224 A.D. 257 | N.Y. App. Div. | 1928
The cause of action is for annulment of marriage upon the ground of fraud, the amended complaint, held insufficient, after alleging the marriage of the parties in Brooklyn on June 27, 1926, and that there is no “ living issue,” proceeding to say that prior to and ever since the marriage the defendant wife was incapable of entering into the marriage state as cohabitation “ is dangerous to the health of the defendant, with possible fatal results to her and is seriously dangerous to the health of the plaintiff by reason of the defendant’s condition; ” then alleging that consummation of the marriage “ has proved to be dangerous and improper ” because défendant is a sufferer “ from epileptic fits,” and that “ continued cohabitation between plaintiff and defendant is unsafe and improper by reason of defendant’s suffering from said disease.” The complaint further alleges that “ such incapacity of defendant is incurable,” and that it was known to the defendant at the time of the marriage but was unknown to the plaintiff, and that “ the defendant fraudulently concealed knowledge of said condition from the plaintiff.” Plaintiff further alleges that he has not cohabited with the defendant “ since knowledge of the nature of defendant’s physical incapacity became known to him.”
The answer is a general denial; and it is followed by a separate defense to the effect that since the marriage on June 27, 1926, the parties cohabited until April 5, 1927, and that on February 26, 1927, a child of the marriage was born who lived twenty-six days “ and died from natural causes at the end of said period.”
The learned Special Term relied upon McGill v. McGill (179 App. Div. 343; affd., without opinion, 226 N. Y. 673) and Elser v. Elser (160 N. Y. Supp. 724).
The McGill case, decided July, 1917, turned entirely, in my opinion, upon the question of the weight of the evidence as to fraudulent deception which induced the marriage. There was evidence that showed plaintiff there was informed of defendant’s epilepsy before the marriage. Upon plaintiff at that time taxing the defendant with this accusation, the latter disclaimed any knowledge of her epilepsy and invited inquiry, whereupon medical advice was sought and the plaintiff admitted upon the trial that his investigation, plus the “ opinion of the physician whose advice
Elser v. Elser (supra) was decided by the Bronx Special Term in August, 1916. The court held that, “ as to the charge of fraud, I find there was none.” That comment had to do with the facts and thus, in my opinion, differentiates the cases, although the epilepsy was complained of and charged to have been concealed.
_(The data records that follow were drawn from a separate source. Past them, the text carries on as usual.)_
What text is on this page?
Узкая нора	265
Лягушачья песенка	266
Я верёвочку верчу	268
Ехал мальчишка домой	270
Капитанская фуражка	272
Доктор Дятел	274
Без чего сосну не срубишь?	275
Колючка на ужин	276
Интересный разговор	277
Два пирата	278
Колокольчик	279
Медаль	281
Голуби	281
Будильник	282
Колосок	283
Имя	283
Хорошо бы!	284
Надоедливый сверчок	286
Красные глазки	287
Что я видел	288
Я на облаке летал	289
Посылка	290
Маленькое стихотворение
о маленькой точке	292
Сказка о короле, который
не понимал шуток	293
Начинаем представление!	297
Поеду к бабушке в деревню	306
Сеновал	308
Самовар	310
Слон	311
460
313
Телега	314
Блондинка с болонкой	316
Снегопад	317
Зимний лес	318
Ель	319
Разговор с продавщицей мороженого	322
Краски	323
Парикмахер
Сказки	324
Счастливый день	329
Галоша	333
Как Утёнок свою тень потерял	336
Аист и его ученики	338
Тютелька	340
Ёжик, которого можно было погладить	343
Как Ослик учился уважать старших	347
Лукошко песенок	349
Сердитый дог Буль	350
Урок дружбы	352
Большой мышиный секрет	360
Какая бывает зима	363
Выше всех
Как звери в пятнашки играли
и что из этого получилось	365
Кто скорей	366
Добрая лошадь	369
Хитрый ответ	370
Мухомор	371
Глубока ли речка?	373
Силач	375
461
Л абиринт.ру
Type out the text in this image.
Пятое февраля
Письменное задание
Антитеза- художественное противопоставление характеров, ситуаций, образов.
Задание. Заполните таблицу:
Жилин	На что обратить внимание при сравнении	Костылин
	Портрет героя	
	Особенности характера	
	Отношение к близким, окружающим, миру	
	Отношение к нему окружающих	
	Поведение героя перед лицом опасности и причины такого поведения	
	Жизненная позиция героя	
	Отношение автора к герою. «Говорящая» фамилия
In Svenson v. Svenson (178 N. Y. 54) the Court of Appeals held an annulment justified where one of the parties was afflicted with a chronic, contagious and hereditary venereal disease (a fact known to the afflicted party) even under the assumption that at the time of the commencement of the annulment action there was a practical recovery from the affliction.
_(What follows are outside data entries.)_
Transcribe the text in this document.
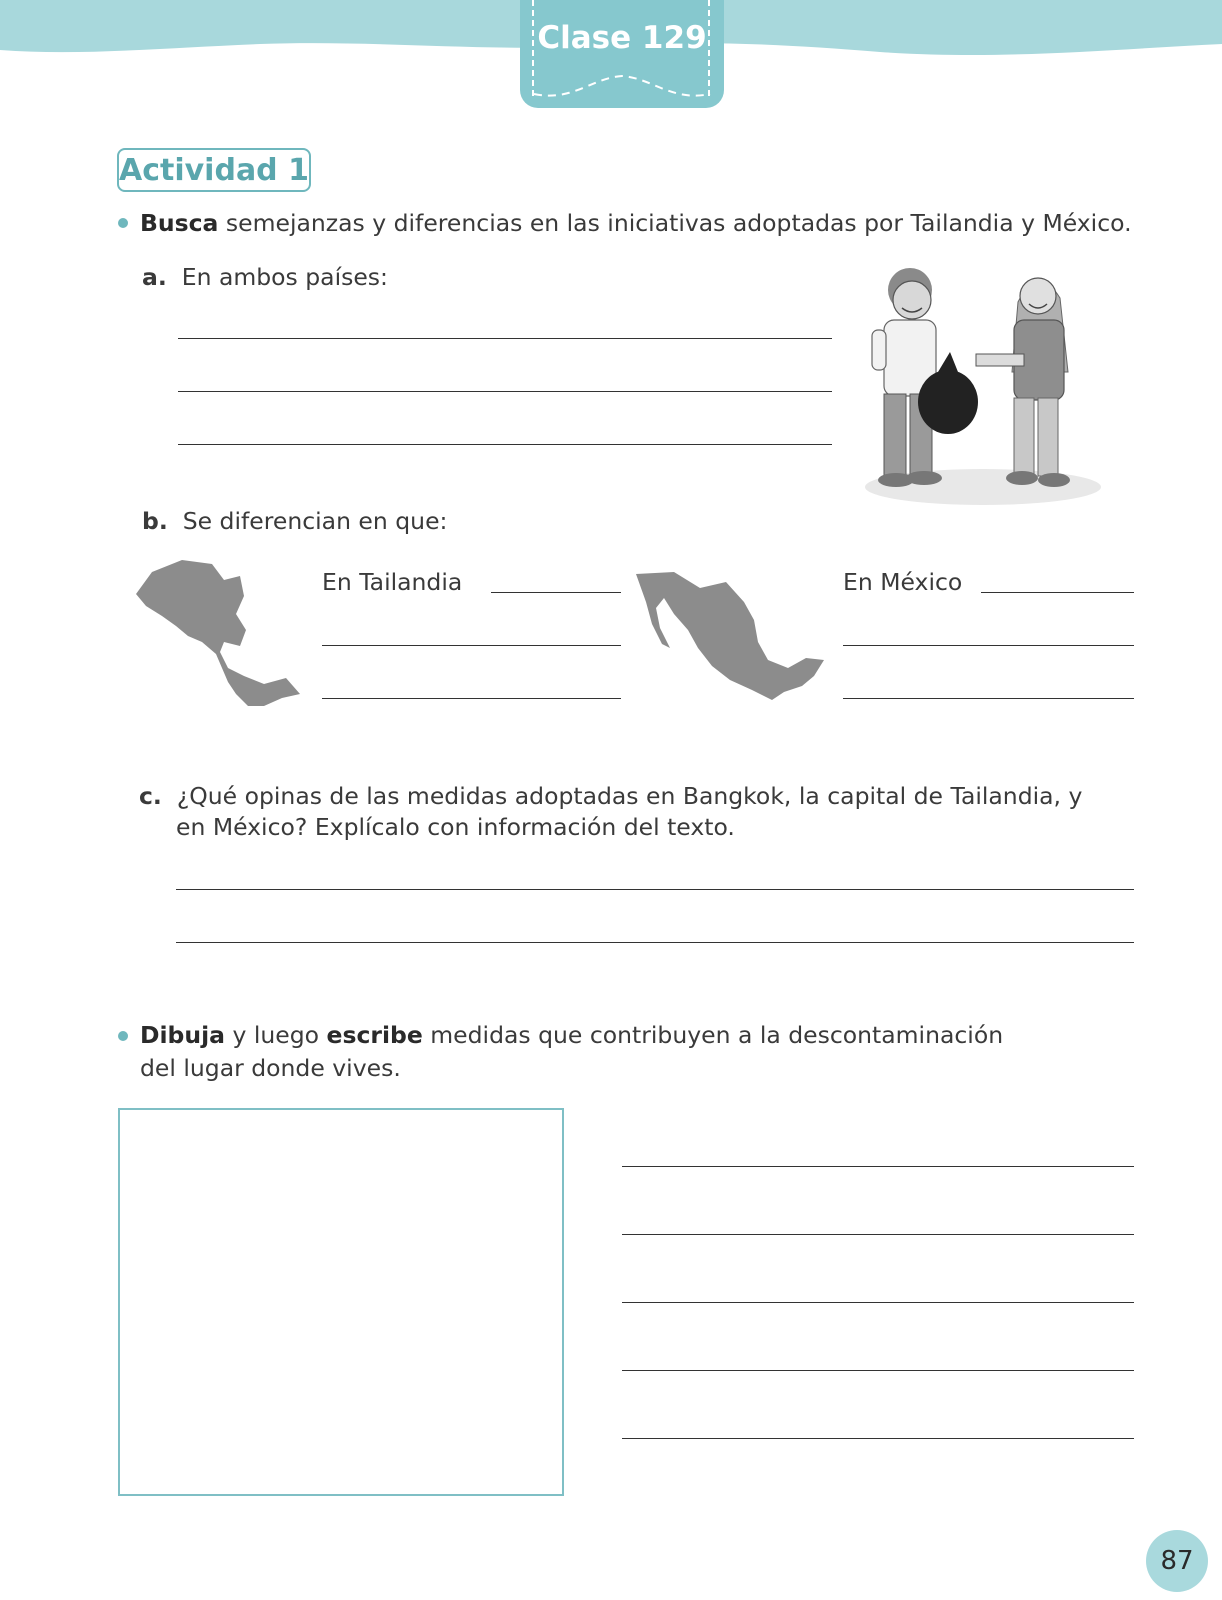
Clase 129
Actividad 1
Busca semejanzas y diferencias en las iniciativas adoptadas por Tailandia y México.
a. En ambos países:
b. Se diferencian en que:
En Tailandia	En México
c. ¿Qué opinas de las medidas adoptadas en Bangkok, la capital de Tailandia, y
en México? Explícalo con información del texto.
Dibuja y luego escribe medidas que contribuyen a la descontaminación
del lugar donde vives.
87
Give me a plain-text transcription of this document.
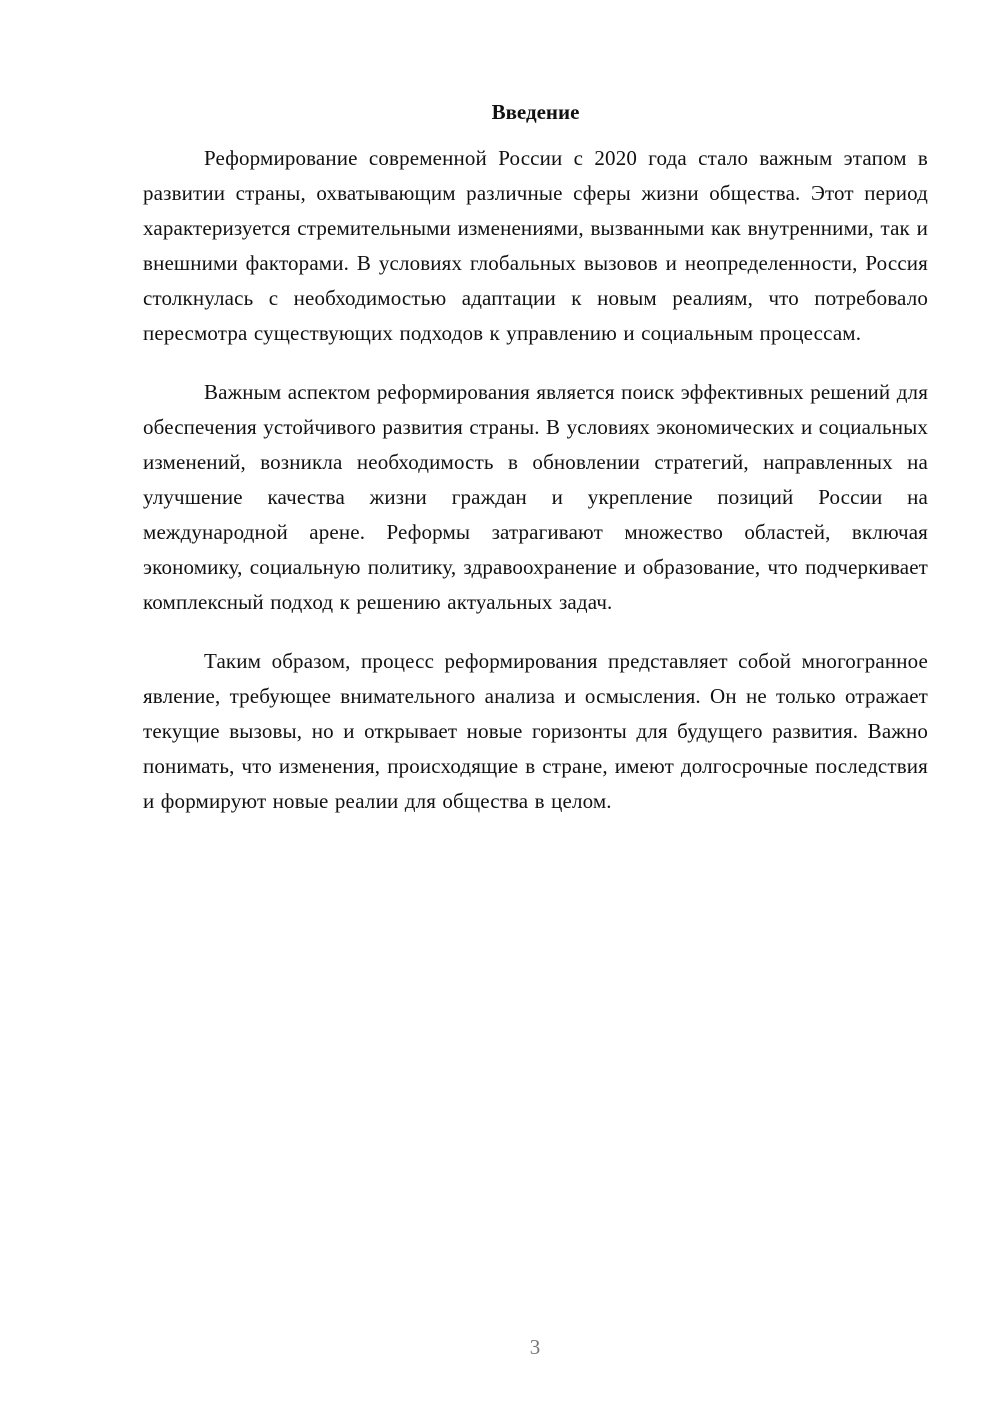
Введение

Реформирование современной России с 2020 года стало важным этапом в развитии страны, охватывающим различные сферы жизни общества. Этот период характеризуется стремительными изменениями, вызванными как внутренними, так и внешними факторами. В условиях глобальных вызовов и неопределенности, Россия столкнулась с необходимостью адаптации к новым реалиям, что потребовало пересмотра существующих подходов к управлению и социальным процессам.

Важным аспектом реформирования является поиск эффективных решений для обеспечения устойчивого развития страны. В условиях экономических и социальных изменений, возникла необходимость в обновлении стратегий, направленных на улучшение качества жизни граждан и укрепление позиций России на международной арене. Реформы затрагивают множество областей, включая экономику, социальную политику, здравоохранение и образование, что подчеркивает комплексный подход к решению актуальных задач.

Таким образом, процесс реформирования представляет собой многогранное явление, требующее внимательного анализа и осмысления. Он не только отражает текущие вызовы, но и открывает новые горизонты для будущего развития. Важно понимать, что изменения, происходящие в стране, имеют долгосрочные последствия и формируют новые реалии для общества в целом.

3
In Sobol v. Sobol (88 Misc. 277) an annulment followed where defendant was afflicted with tuberculosis which he concealed from plaintiff.
Recently this court in Tenser v. Tenser (223 App. Div. 787) reversed a dismissal of the complaint in an annulment action where the defendant wife was suffering from syphilis.
Whether epilepsy is transmissible to offspring may be a subject of proof, but whether proven or not the complaint suffices to show that defendant is suffering from a malady rendering cohabitation dangerous to both parties, such condition being known to the defendant but willfully concealed by her from the plaintiff. “ The free and full consent, which is of the essence of all ordinary contracts, is expressly made by the statute necessary to the validity of the marriage contract. The minds of the parties must meet in one intention. It is a general rule that every misrepresentation of a material fact, made with the intention to induce another to enter into an agreement and without which he would not have done so, justifies the court in vacating the agreement. It is obvious that no one would obligate himself by a contract, if he knew that a material representation, entering into the reason for his consent,
I think a cause of action was stated, and advise that the order be reversed upon the law, without costs, and that the motion be denied, without costs.
Lazansky, P. J., Hagarty, Seeger and Scudder, JJ., concur.
Order granting motion to dismiss complaint reversed upon the law, without costs, and motion denied, without costs.